I have 3 strings . Each string has a time in the string . for example, 1) "1 09:53 AM 5" 2) "2 06:25 PM 7" 3) "3 10:21 AM "

I want these strings sorted according to the time. How can it be done in JAVA?

1st- Parse each line and do this: (Don't forget to remove the first number with StringTokenizer)

String str = "10:20 AM";
SimpleDateFormat formatador = new SimpleDateFormat("hh:mm a");
Date data = formatador.parse(str);
Time time = new Time(data.getTime());

2nd - Save each Time object on the array list declared like this:

ArrayList<Time> list;

3rd - Sort the array

Collections.sort(list);
    List<String> unsorted = Arrays.asList(
            "1 09:53 AM 5",
            "2 06:25 PM 7",
            "3 10:21 AM "
    );
    List<String> sorted = unsorted.stream()
            .sorted(comparing(this::stringToTime))
            .collect(toList());
    sorted.forEach(System.out::println);

This requires the method stringToTime with a couple of supporting constants as follows:

// Used to parse the time string to a LocalTime
private static final DateTimeFormatter TIME_FORMATTER = new DateTimeFormatterBuilder()
        .appendPattern("hh:mm a")
        .toFormatter(Locale.ENGLISH);

// Regex pattern that picks out the time string
private final static Pattern TIME_PATTERN = Pattern.compile("\\d\\d:\\d\\d [AP]M");

private LocalTime stringToTime(String input) {
    Matcher matcher = TIME_PATTERN.matcher(input);
    matcher.find(); // Find time pattern in string
    return LocalTime.from(TIME_FORMATTER.parse(matcher.group())); // Convert time string to LocalTime
}

There is no "out of box" solution in Java.
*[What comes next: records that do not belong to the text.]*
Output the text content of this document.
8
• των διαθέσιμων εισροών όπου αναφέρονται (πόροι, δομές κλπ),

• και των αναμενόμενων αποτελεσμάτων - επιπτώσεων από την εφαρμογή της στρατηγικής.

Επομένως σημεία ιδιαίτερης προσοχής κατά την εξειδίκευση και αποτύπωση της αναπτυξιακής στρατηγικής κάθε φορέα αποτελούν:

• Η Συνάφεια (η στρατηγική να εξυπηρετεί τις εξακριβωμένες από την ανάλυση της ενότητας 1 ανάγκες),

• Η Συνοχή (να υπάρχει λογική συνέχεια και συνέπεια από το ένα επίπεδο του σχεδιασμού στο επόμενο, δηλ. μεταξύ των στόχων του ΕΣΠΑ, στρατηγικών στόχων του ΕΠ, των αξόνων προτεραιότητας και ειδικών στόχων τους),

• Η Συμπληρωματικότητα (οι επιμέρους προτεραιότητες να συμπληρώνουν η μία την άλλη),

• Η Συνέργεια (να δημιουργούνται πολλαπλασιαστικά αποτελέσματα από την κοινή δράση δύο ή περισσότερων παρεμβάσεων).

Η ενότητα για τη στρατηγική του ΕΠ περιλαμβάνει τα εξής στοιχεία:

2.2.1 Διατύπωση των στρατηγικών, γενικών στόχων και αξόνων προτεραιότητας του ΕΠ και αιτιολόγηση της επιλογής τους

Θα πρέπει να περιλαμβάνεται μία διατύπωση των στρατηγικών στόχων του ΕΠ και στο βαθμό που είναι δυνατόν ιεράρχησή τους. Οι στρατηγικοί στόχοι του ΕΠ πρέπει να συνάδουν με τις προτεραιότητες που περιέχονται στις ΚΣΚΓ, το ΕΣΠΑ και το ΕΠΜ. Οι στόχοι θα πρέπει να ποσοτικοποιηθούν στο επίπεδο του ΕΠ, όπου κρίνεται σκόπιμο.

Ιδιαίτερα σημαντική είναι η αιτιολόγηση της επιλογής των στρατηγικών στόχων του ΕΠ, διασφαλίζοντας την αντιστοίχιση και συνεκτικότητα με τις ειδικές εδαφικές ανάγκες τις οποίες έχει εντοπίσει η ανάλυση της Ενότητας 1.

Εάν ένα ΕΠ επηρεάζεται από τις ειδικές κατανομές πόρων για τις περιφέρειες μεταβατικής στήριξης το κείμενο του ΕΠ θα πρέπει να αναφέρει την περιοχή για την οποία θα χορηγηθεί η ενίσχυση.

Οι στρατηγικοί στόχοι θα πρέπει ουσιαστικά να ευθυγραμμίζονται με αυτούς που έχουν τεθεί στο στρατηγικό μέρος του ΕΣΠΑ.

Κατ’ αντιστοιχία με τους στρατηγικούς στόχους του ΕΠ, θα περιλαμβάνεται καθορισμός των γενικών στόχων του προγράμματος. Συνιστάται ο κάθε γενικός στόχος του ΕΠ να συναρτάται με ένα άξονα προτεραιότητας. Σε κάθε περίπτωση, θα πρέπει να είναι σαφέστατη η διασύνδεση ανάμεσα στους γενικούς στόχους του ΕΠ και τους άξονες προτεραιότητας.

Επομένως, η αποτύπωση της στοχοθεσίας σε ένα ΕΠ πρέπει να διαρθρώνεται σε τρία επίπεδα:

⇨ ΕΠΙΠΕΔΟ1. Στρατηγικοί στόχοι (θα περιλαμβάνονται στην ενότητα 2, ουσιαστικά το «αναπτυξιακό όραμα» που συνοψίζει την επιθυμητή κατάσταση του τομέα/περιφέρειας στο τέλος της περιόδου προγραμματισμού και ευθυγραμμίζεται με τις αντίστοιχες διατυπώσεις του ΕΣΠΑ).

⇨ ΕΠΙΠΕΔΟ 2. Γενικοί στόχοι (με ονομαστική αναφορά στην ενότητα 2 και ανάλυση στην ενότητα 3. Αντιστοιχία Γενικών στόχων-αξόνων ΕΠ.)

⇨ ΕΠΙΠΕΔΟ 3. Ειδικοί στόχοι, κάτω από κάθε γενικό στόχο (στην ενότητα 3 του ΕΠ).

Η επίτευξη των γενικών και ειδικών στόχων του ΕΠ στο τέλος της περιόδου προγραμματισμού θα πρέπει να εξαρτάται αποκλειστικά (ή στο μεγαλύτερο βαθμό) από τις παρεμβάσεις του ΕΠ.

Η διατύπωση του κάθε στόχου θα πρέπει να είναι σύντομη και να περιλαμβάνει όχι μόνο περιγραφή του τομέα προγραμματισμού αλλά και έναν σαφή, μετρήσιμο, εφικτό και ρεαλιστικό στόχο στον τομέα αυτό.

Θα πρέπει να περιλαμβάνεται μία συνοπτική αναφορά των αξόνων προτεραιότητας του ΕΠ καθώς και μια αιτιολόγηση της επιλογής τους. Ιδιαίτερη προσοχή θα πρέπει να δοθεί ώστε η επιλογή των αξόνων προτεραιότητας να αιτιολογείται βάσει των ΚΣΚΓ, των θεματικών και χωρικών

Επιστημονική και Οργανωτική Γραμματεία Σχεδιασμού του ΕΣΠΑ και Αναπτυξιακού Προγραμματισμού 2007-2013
If you need to sort a collection of objects in a custom way, you should use Collections.sort(collection, myComparator) method and pass it the collection to sort and own java.util.Comparator interface implementation.

In your case, the Comparator implementation seems to be quite complicated, since you need to parse each string and recognize the date at first. So the main problem here is how to recognize time in a string . If you have determined time format, consider regular expressions to extract time from strings.

First of all, you need to implement your own time recognition logic. Then you can write a parser based on this recognition logic, that would return you a wrapper object containing original string and parsed date (you can use java.util.Date or java.util.LocalDateTime in case of Java 8). Then implement the Comparator that takes 2 instances of the wrapper object and compares their dates. Both java.util.Date and java.util.LocalDateTime classes implement Comparable interface and have default comparison logic, that uses ascending date comparison.